Blagojevich threatens $1.5 billion in budget cuts

By Ryan Keith

SPRINGFIELD, Ill. – Gov. Rod Blagojevich laid out an ultimatum for his foes in the Illinois House Tuesday, threatening a staggering $1.5 billion in painful budget cuts unless they step in soon with money to stave off the slashing.

The cuts are aimed at repairing a budget the governor says has a $2 billion hole and cover a mix of new and existing spending.

Amtrak train subsidies, $150 million in school construction grants and a significant number of state employees are among the possible victims. There’s also hundreds of millions of dollars at stake for health care providers, social service agencies and colleges and universities.
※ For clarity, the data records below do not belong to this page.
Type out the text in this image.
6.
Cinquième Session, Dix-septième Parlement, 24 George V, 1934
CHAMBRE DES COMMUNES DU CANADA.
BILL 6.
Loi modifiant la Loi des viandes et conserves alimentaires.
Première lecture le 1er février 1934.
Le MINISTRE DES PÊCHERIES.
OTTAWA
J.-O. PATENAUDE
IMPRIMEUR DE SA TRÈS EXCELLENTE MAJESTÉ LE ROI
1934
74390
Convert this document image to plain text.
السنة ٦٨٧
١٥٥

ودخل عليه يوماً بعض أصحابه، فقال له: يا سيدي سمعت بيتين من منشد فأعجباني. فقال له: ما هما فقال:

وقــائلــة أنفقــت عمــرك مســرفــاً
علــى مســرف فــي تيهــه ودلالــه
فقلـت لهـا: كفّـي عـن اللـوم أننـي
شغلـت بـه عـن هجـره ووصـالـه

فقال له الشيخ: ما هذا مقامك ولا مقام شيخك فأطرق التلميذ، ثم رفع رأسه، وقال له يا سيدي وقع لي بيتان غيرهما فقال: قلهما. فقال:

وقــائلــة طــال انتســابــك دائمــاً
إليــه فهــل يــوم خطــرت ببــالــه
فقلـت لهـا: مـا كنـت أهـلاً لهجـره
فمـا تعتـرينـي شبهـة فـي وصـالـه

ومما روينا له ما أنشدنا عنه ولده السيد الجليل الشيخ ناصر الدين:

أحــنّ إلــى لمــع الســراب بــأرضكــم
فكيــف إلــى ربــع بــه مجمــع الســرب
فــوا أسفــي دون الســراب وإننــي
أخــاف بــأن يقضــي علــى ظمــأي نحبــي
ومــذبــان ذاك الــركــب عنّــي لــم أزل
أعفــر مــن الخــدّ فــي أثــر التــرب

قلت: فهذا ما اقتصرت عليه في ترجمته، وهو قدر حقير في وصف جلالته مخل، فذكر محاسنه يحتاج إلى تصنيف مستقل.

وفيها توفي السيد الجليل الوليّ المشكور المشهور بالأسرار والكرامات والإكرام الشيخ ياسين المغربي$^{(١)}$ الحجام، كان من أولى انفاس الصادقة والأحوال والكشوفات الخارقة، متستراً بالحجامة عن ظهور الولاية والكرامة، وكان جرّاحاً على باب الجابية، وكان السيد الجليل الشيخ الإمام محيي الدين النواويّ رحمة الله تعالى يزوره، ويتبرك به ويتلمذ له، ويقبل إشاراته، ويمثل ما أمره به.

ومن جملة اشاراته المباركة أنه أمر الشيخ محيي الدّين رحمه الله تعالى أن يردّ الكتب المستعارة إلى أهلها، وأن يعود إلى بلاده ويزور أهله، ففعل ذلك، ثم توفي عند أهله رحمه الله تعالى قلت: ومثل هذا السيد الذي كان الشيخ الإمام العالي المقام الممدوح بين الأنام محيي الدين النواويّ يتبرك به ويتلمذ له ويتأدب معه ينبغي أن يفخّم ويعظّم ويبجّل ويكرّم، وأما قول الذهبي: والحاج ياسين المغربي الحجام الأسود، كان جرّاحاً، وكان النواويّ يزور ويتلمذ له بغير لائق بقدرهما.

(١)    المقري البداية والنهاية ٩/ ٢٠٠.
Blagojevich stopped short of ordering lawmakers back to work but stressed they could easily avoid the fiscal doomsday if the House returns by July 9 to approve three ideas: Creating a new $34 billion statewide construction program, borrowing to pay off pension debt and taking money out of state funds set aside for special purposes.

“This way is the best way. It’s up to the House,” Blagojevich said at a news conference at his Chicago office.

House Speaker Michael Madigan’s spokesman Steve Brown said there’s nothing new about Blagojevich pointing the finger of blame at the Madigan-led House. “He does that every day,” Brown said.

The measures Blagojevich wants passed are flawed, Brown said. “Are the defects corrected?” he asked.

House Republicans, whose support is critical to patch the hole, signaled they’re not on board the governor’s plan yet.

The announcement could signal more fighting between Blagojevich and lawmakers that has plagued the state Capitol since last year.

Democrats in the House and Senate approved a clearly unbalanced budget and left town May 31, eager to avoid a repeat of last year’s long overtime session and happy to let Blagojevich take the heat for messy cuts.

But now the governor is trying to put the onus back on the House and Madigan, his nemesis.

The Senate, led by Blagojevich ally Emil Jones, approved the revenue-generating ideas and the capital program before leaving town. The pension bond and fund sweeps ideas never came up for a vote in the House, and Madigan used a parliamentary maneuver to defeat the gambling expansion that funds the construction package.